- Serves: 4
- Cook Time: 40 minutes
- Prep Time: 40 minutes plus marinating overnight
- Effort: medium
For the venison
- 4 venison steaks, weighing about 130g each
- 1 orange, zest only
- 3 cloves garlic, crushed
- 3 sprigs rosemary
- olive oil, to cover
- 3 tbsp water
- 3 tbsp red wine
- 50 g butter, diced
- 1 splashes balsamic vinegar
For the vegetables
- 1 large head celeriac, peeled and cut into 1cm cubes
- 3 tbsp olive oil
- 50 g butter, diced
- 1 glasses dry white wine
- 1 orange, zest and juice
- 1 bunches thyme, leaves only
- 1 tbsp extra virgin olive oil
- 1 tbsp chopped parsley
- 6 carrots, washed or scrubbed with the peel left on and quartered lengthways
1. Place the venison steaks in a single layer in a non-reactive container with the orange zest, garlic and rosemary. Add enough olive oil to just cover the steaks, then cover and leave to marinate in the fridge for 24-48 hours.
2. When ready to cook, remove the venison from the fridge and allow to come to room temperature for 1-2 hours.
3. For the vegetables: sauté the celeriac in a hot pan with 1 tablespoon of olive oil until coloured on all sides. Add the butter and when melted, pour in the wine, the orange zest and half of the juice. Sprinkle in the thyme and some salt and pepper.
4. Add enough water to cover the celeriac if necessary, then press a disc of greaseproof paper over the celeriac and cook for 5-6 minutes or until the cubes are soft when pierced with a fork.
5. Remove the paper and reduce the liquid a little before taking off the heat and smashing the celeriac with a potato masher or fork. Stir in the extra virgin olive oil and chopped parsley. Set aside.
6. Preheat the oven to 220C/200C fan/gas 7.
7. Place the carrots in a saucepan of cold water and bring to the boil. Cook for about 10 minutes or until just tender. Drain and place in an ovenproof dish with the remaining 2 tablespoons of olive oil, a good pinch of salt and the remaining orange juice. Place the dish in the oven.
8. For the venison: remove the steaks from the marinade and season with salt and pepper. Sear on a hot griddle to colour all over (about 1 minute each side) then transfer to an ovenproof pan. Add the water, red wine and half the butter and finish cooking in the oven for 8 minutes.

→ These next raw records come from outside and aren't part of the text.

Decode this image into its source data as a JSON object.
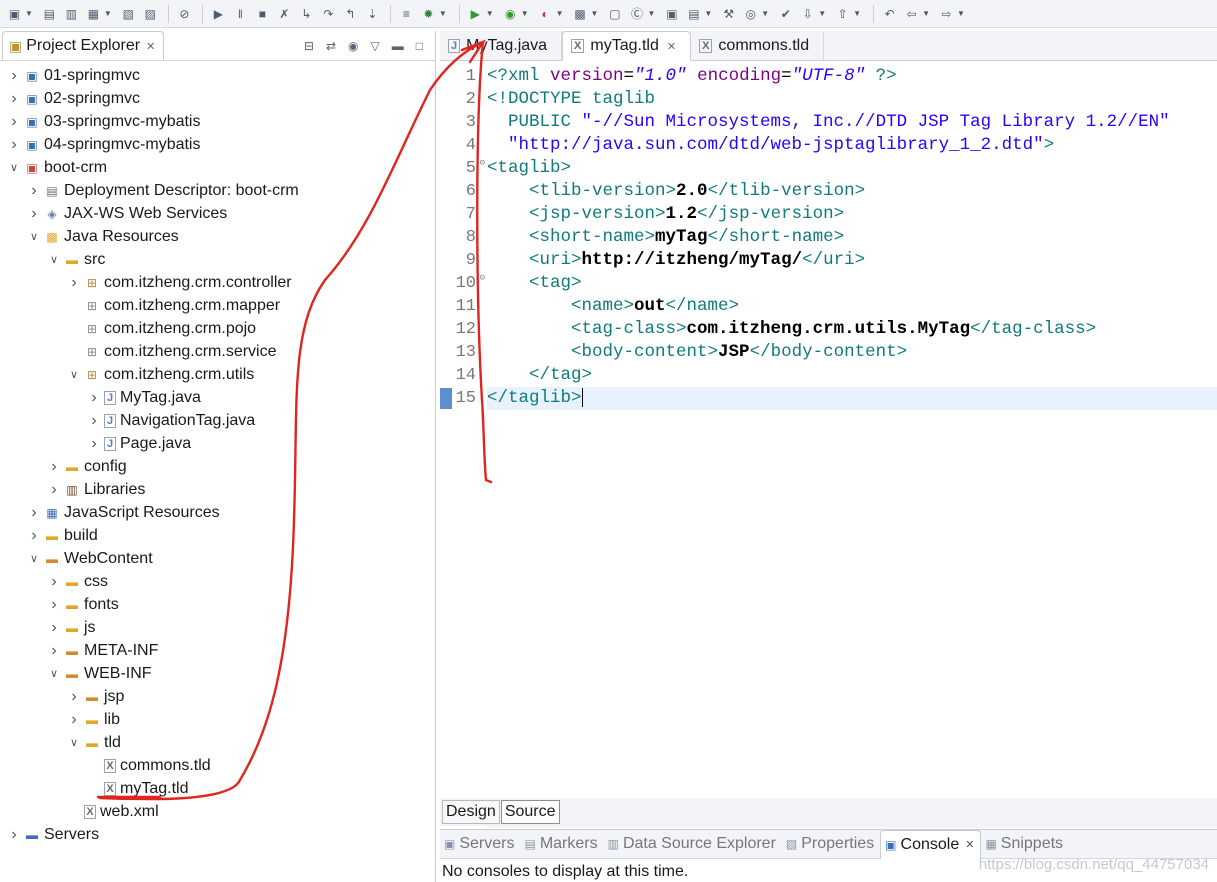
{
  "toolbar": {
    "icons": [
      "new-icon",
      "save-icon",
      "save-all-icon",
      "print-icon",
      "properties-icon",
      "terminal-icon",
      "skip-breakpoints-icon",
      "resume-icon",
      "suspend-icon",
      "stop-icon",
      "disconnect-icon",
      "step-into-icon",
      "step-over-icon",
      "step-return-icon",
      "drop-frame-icon",
      "build-icon",
      "debug-icon",
      "run-icon",
      "run-server-icon",
      "coverage-icon",
      "new-server-icon",
      "new-package-icon",
      "new-class-icon",
      "open-type-icon",
      "open-task-icon",
      "search-icon",
      "web-browser-icon",
      "toggle-mark-icon",
      "next-annotation-icon",
      "prev-annotation-icon",
      "last-edit-icon",
      "back-icon",
      "forward-icon"
    ]
  },
  "explorer": {
    "title": "Project Explorer",
    "tree": [
      {
        "label": "01-springmvc",
        "depth": 0,
        "state": "collapsed",
        "icon": "project-icon"
      },
      {
        "label": "02-springmvc",
        "depth": 0,
        "state": "collapsed",
        "icon": "project-icon"
      },
      {
        "label": "03-springmvc-mybatis",
        "depth": 0,
        "state": "collapsed",
        "icon": "project-icon"
      },
      {
        "label": "04-springmvc-mybatis",
        "depth": 0,
        "state": "collapsed",
        "icon": "project-icon"
      },
      {
        "label": "boot-crm",
        "depth": 0,
        "state": "expanded",
        "icon": "web-project-icon"
      },
      {
        "label": "Deployment Descriptor: boot-crm",
        "depth": 1,
        "state": "collapsed",
        "icon": "deployment-descriptor-icon"
      },
      {
        "label": "JAX-WS Web Services",
        "depth": 1,
        "state": "collapsed",
        "icon": "web-services-icon"
      },
      {
        "label": "Java Resources",
        "depth": 1,
        "state": "expanded",
        "icon": "java-resources-icon"
      },
      {
        "label": "src",
        "depth": 2,
        "state": "expanded",
        "icon": "source-folder-icon"
      },
      {
        "label": "com.itzheng.crm.controller",
        "depth": 3,
        "state": "collapsed",
        "icon": "package-icon"
      },
      {
        "label": "com.itzheng.crm.mapper",
        "depth": 3,
        "state": "none",
        "icon": "empty-package-icon"
      },
      {
        "label": "com.itzheng.crm.pojo",
        "depth": 3,
        "state": "none",
        "icon": "empty-package-icon"
      },
      {
        "label": "com.itzheng.crm.service",
        "depth": 3,
        "state": "none",
        "icon": "empty-package-icon"
      },
      {
        "label": "com.itzheng.crm.utils",
        "depth": 3,
        "state": "expanded",
        "icon": "package-icon"
      },
      {
        "label": "MyTag.java",
        "depth": 4,
        "state": "collapsed",
        "icon": "java-file-icon"
      },
      {
        "label": "NavigationTag.java",
        "depth": 4,
        "state": "collapsed",
        "icon": "java-file-icon"
      },
      {
        "label": "Page.java",
        "depth": 4,
        "state": "collapsed",
        "icon": "java-file-icon"
      },
      {
        "label": "config",
        "depth": 2,
        "state": "collapsed",
        "icon": "source-folder-icon"
      },
      {
        "label": "Libraries",
        "depth": 2,
        "state": "collapsed",
        "icon": "libraries-icon"
      },
      {
        "label": "JavaScript Resources",
        "depth": 1,
        "state": "collapsed",
        "icon": "javascript-resources-icon"
      },
      {
        "label": "build",
        "depth": 1,
        "state": "collapsed",
        "icon": "folder-icon"
      },
      {
        "label": "WebContent",
        "depth": 1,
        "state": "expanded",
        "icon": "web-folder-icon"
      },
      {
        "label": "css",
        "depth": 2,
        "state": "collapsed",
        "icon": "folder-icon"
      },
      {
        "label": "fonts",
        "depth": 2,
        "state": "collapsed",
        "icon": "folder-icon"
      },
      {
        "label": "js",
        "depth": 2,
        "state": "collapsed",
        "icon": "folder-icon"
      },
      {
        "label": "META-INF",
        "depth": 2,
        "state": "collapsed",
        "icon": "web-folder-icon"
      },
      {
        "label": "WEB-INF",
        "depth": 2,
        "state": "expanded",
        "icon": "web-folder-icon"
      },
      {
        "label": "jsp",
        "depth": 3,
        "state": "collapsed",
        "icon": "web-folder-icon"
      },
      {
        "label": "lib",
        "depth": 3,
        "state": "collapsed",
        "icon": "folder-icon"
      },
      {
        "label": "tld",
        "depth": 3,
        "state": "expanded",
        "icon": "folder-icon"
      },
      {
        "label": "commons.tld",
        "depth": 4,
        "state": "none",
        "icon": "xml-file-icon"
      },
      {
        "label": "myTag.tld",
        "depth": 4,
        "state": "none",
        "icon": "xml-file-icon"
      },
      {
        "label": "web.xml",
        "depth": 3,
        "state": "none",
        "icon": "xml-file-icon"
      },
      {
        "label": "Servers",
        "depth": 0,
        "state": "collapsed",
        "icon": "servers-folder-icon"
      }
    ]
  },
  "editor": {
    "tabs": [
      {
        "label": "MyTag.java",
        "icon": "java-file-icon",
        "active": false
      },
      {
        "label": "myTag.tld",
        "icon": "xml-file-icon",
        "active": true
      },
      {
        "label": "commons.tld",
        "icon": "xml-file-icon",
        "active": false
      }
    ],
    "folds": [
      5,
      10
    ],
    "current_line": 15,
    "lines": [
      [
        [
          "t-tag",
          "<?xml "
        ],
        [
          "t-attr",
          "version"
        ],
        [
          "",
          "="
        ],
        [
          "t-str",
          "\"1.0\""
        ],
        [
          "",
          " "
        ],
        [
          "t-attr",
          "encoding"
        ],
        [
          "",
          "="
        ],
        [
          "t-str",
          "\"UTF-8\""
        ],
        [
          "",
          " "
        ],
        [
          "t-tag",
          "?>"
        ]
      ],
      [
        [
          "t-doc",
          "<!DOCTYPE taglib"
        ]
      ],
      [
        [
          "t-doc",
          "  PUBLIC "
        ],
        [
          "t-str-n",
          "\"-//Sun Microsystems, Inc.//DTD JSP Tag Library 1.2//EN\""
        ]
      ],
      [
        [
          "t-str-n",
          "  \"http://java.sun.com/dtd/web-jsptaglibrary_1_2.dtd\""
        ],
        [
          "t-doc",
          ">"
        ]
      ],
      [
        [
          "t-tag",
          "<taglib>"
        ]
      ],
      [
        [
          "",
          "    "
        ],
        [
          "t-tag",
          "<tlib-version>"
        ],
        [
          "t-text",
          "2.0"
        ],
        [
          "t-tag",
          "</tlib-version>"
        ]
      ],
      [
        [
          "",
          "    "
        ],
        [
          "t-tag",
          "<jsp-version>"
        ],
        [
          "t-text",
          "1.2"
        ],
        [
          "t-tag",
          "</jsp-version>"
        ]
      ],
      [
        [
          "",
          "    "
        ],
        [
          "t-tag",
          "<short-name>"
        ],
        [
          "t-text",
          "myTag"
        ],
        [
          "t-tag",
          "</short-name>"
        ]
      ],
      [
        [
          "",
          "    "
        ],
        [
          "t-tag",
          "<uri>"
        ],
        [
          "t-text",
          "http://itzheng/myTag/"
        ],
        [
          "t-tag",
          "</uri>"
        ]
      ],
      [
        [
          "",
          "    "
        ],
        [
          "t-tag",
          "<tag>"
        ]
      ],
      [
        [
          "",
          "        "
        ],
        [
          "t-tag",
          "<name>"
        ],
        [
          "t-text",
          "out"
        ],
        [
          "t-tag",
          "</name>"
        ]
      ],
      [
        [
          "",
          "        "
        ],
        [
          "t-tag",
          "<tag-class>"
        ],
        [
          "t-text",
          "com.itzheng.crm.utils.MyTag"
        ],
        [
          "t-tag",
          "</tag-class>"
        ]
      ],
      [
        [
          "",
          "        "
        ],
        [
          "t-tag",
          "<body-content>"
        ],
        [
          "t-text",
          "JSP"
        ],
        [
          "t-tag",
          "</body-content>"
        ]
      ],
      [
        [
          "",
          "    "
        ],
        [
          "t-tag",
          "</tag>"
        ]
      ],
      [
        [
          "t-tag",
          "</taglib>"
        ]
      ]
    ],
    "modes": [
      {
        "label": "Design",
        "active": false
      },
      {
        "label": "Source",
        "active": true
      }
    ]
  },
  "console": {
    "tabs": [
      {
        "label": "Servers",
        "icon": "servers-icon",
        "active": false
      },
      {
        "label": "Markers",
        "icon": "markers-icon",
        "active": false
      },
      {
        "label": "Data Source Explorer",
        "icon": "data-source-icon",
        "active": false
      },
      {
        "label": "Properties",
        "icon": "properties-icon",
        "active": false
      },
      {
        "label": "Console",
        "icon": "console-icon",
        "active": true
      },
      {
        "label": "Snippets",
        "icon": "snippets-icon",
        "active": false
      }
    ],
    "message": "No consoles to display at this time.",
    "watermark": "https://blog.csdn.net/qq_44757034"
  },
  "colors": {
    "annotation": "#e0251e",
    "tag": "#117a7a",
    "attribute": "#7f007f",
    "string": "#2a00ff",
    "current_line": "#e8f2fe"
  }
}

9. Remove the steaks from the pan and leave to rest while you make the sauce. Place the venison pan on top of the stove and reduce the juices by half, then add the remaining butter and a splash of balsamic vinegar to make a sauce.
10. Reheat the celeriac on top of the stove and remove the glazed carrots from the oven.
11. To serve, put the celeriac on 4 plates and arrange the carrots around. Slice the venison and place on top, then pour over the sauce.